1962, l'exode des Français d'Algérie
Sous-titre
Par Jean-Jacques Jordi, historien
Soixante ans, est-ce suffisant non seulement pour se souvenir sans être meurtri mais aussi et surtout pour passer au crible de la raison une histoire dramatique, faite de haines et de passions, de mépris et d’amour impuissant qui ont agité et qui agitent encore les mémoires ? L’Algérie a fêté ses soixante années d’indépendance et c’est légitime. Les Pieds-Noirs et les Français musulmans rapatriés tentent de se souvenir, essaient de comprendre l’incompréhensible… Pourquoi sont-ils partis dans de telles conditions ?

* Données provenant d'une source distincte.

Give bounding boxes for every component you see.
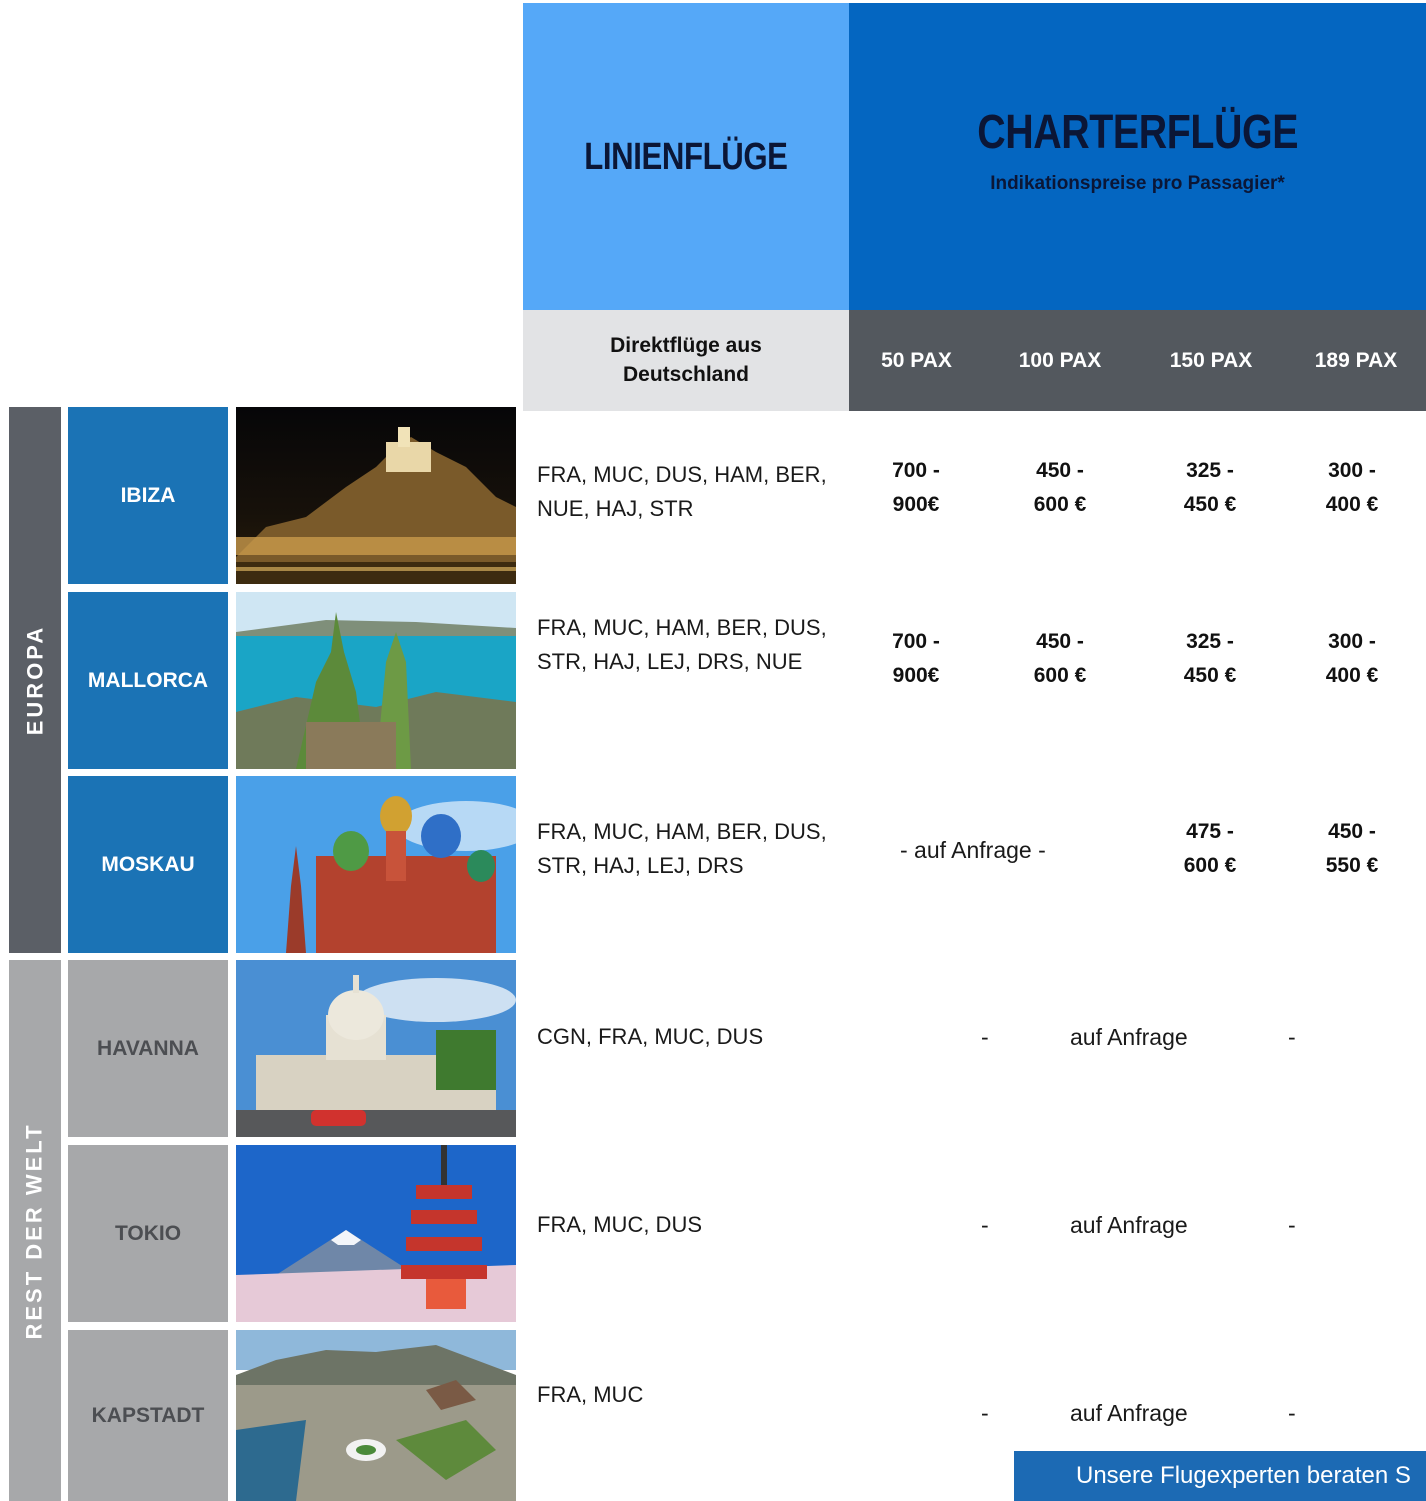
kapstadt-dash-left: -	[981, 1400, 989, 1426]
airports-moskau: FRA, MUC, HAM, BER, DUS, STR, HAJ, LEJ, …	[537, 819, 827, 878]
price-ibiza-150: 325 -450 €	[1183, 459, 1237, 516]
price-mallorca-150: 325 -450 €	[1183, 630, 1237, 687]
price-ibiza-50: 700 -900€	[892, 459, 940, 516]
havanna-on-request: auf Anfrage	[1070, 1024, 1188, 1050]
region-europa: EUROPA	[9, 407, 61, 953]
price-ibiza-100: 450 -600 €	[1033, 459, 1087, 516]
city-mallorca: MALLORCA	[68, 592, 228, 769]
linienfluege-header: LINIENFLÜGE	[523, 3, 849, 310]
region-europa-label: EUROPA	[22, 624, 47, 736]
pax-100-header: 100 PAX	[1018, 348, 1102, 372]
price-ibiza-189: 300 -400 €	[1325, 459, 1379, 516]
pax-50-header: 50 PAX	[881, 348, 952, 372]
pax-189-header: 189 PAX	[1314, 348, 1398, 372]
price-moskau-150: 475 -600 €	[1183, 820, 1237, 877]
city-ibiza: IBIZA	[68, 407, 228, 584]
havanna-dash-left: -	[981, 1024, 989, 1050]
region-rest-der-welt: REST DER WELT	[9, 960, 61, 1501]
havana-capitol-photo	[236, 960, 516, 1137]
pax-header-row: 50 PAX 100 PAX 150 PAX 189 PAX	[849, 310, 1426, 411]
city-tokio: TOKIO	[68, 1145, 228, 1322]
contact-banner[interactable]: Unsere Flugexperten beraten S	[1014, 1451, 1426, 1501]
airports-havanna: CGN, FRA, MUC, DUS	[537, 1024, 764, 1049]
kapstadt-dash-right: -	[1288, 1400, 1296, 1426]
city-havanna: HAVANNA	[68, 960, 228, 1137]
airports-tokio: FRA, MUC, DUS	[537, 1212, 702, 1237]
price-moskau-189: 450 -550 €	[1325, 820, 1379, 877]
mallorca-coast-photo	[236, 592, 516, 769]
tokyo-pagoda-photo	[236, 1145, 516, 1322]
moscow-basilica-photo	[236, 776, 516, 953]
price-mallorca-100: 450 -600 €	[1033, 630, 1087, 687]
linienfluege-title: LINIENFLÜGE	[584, 136, 788, 178]
capetown-aerial-photo	[236, 1330, 516, 1501]
tokio-on-request: auf Anfrage	[1070, 1212, 1188, 1238]
charterfluege-title: CHARTERFLÜGE	[977, 105, 1298, 159]
airports-mallorca: FRA, MUC, HAM, BER, DUS, STR, HAJ, LEJ, …	[537, 615, 827, 674]
direktfluege-header: Direktflüge aus Deutschland	[523, 310, 849, 411]
region-rest-label: REST DER WELT	[22, 1121, 47, 1340]
airports-ibiza: FRA, MUC, DUS, HAM, BER, NUE, HAJ, STR	[537, 462, 827, 521]
tokio-dash-right: -	[1288, 1212, 1296, 1238]
ibiza-night-photo	[236, 407, 516, 584]
price-mallorca-50: 700 -900€	[892, 630, 940, 687]
charterfluege-subtitle: Indikationspreise pro Passagier*	[990, 172, 1285, 194]
city-moskau: MOSKAU	[68, 776, 228, 953]
city-kapstadt: KAPSTADT	[68, 1330, 228, 1501]
moskau-on-request: - auf Anfrage -	[900, 837, 1046, 863]
havanna-dash-right: -	[1288, 1024, 1296, 1050]
kapstadt-on-request: auf Anfrage	[1070, 1400, 1188, 1426]
charterfluege-header: CHARTERFLÜGE Indikationspreise pro Passa…	[849, 3, 1426, 310]
tokio-dash-left: -	[981, 1212, 989, 1238]
airports-kapstadt: FRA, MUC	[537, 1382, 644, 1407]
pax-150-header: 150 PAX	[1169, 348, 1253, 372]
price-mallorca-189: 300 -400 €	[1325, 630, 1379, 687]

1962 est l'un des flux migratoires parmi les plus importants dans cette Méditerranée du XXème siècle. Il a concerné près d'un million de personnes. 800 000 d'entre elles ont fui l'Algérie, terre natale où il n'était plus possible de vivre, 120 000 essaieront au prix de multiples allers-retours de croire à une Algérie pluri-ethnique et multiconfessionnelle avant de quitter, à leur tour, dans les deux à trois années qui suivirent, "leur" Algérie.
Les « rapatriements » ne sont pas chose nouvelle : toute décolonisation a donné lieu à des rapatriements quelle que soit la puissance tutélaire ou le pays colonisé. Grande-Bretagne, Pays-Bas, Belgique, France et Portugal pour ne citer que les pays les plus "colonisateurs" s'y sont pliés non sans heurts. En France toutefois -et pour le Portugal plus tard- les rapatriements présentent un caractère particulier tant les conditions dans lesquelles ils se déroulent sont singulières. Reconnaissons que ces mouvements procèdent presque toujours de crises violentes auxquelles l'État français est confronté de 1954 à 1962. La guerre d'Indochine, la fin des protectorats sur le Maroc et la Tunisie, les "affaires" de Suez et de Bizerte, jusqu'à la guerre d'Algérie expriment la brutalité des transitions et les violences de la décolonisation. Inquiétudes et insécurités, méfiances et peurs se font plus présentes que par le passé dans les consciences des communautés, et les Français "d'Outre-mer" redoutent les accessions aux indépendances.
A y bien regarder, la quasi totalité des départs se déroule dans un climat de peur, au mieux dans une suspicion mêlée de crainte. Comment fuir une violence prévisible mais insoupçonnée de part et d'autre ? Comment partir en laissant derrière soi le pays natal, les choses du quotidien, les objets modestes, le plus souvent, d'investissements affectifs ? Nous parlons bien évidemment ici de ceux qui sont partis à la hâte, "Indochinois" après les replis de l'armée française sur Hanoi puis Haiphong, "Marocains" après les événements de Oudjda en 1953, de Khenifra et Kourigba en 1955, de Meknès en 1956, "Tunisiens" après Bizerte, "Egyptiens" à la suite de Suez, jusqu'au grand exode de 1962 qui bouleverse toutes les données.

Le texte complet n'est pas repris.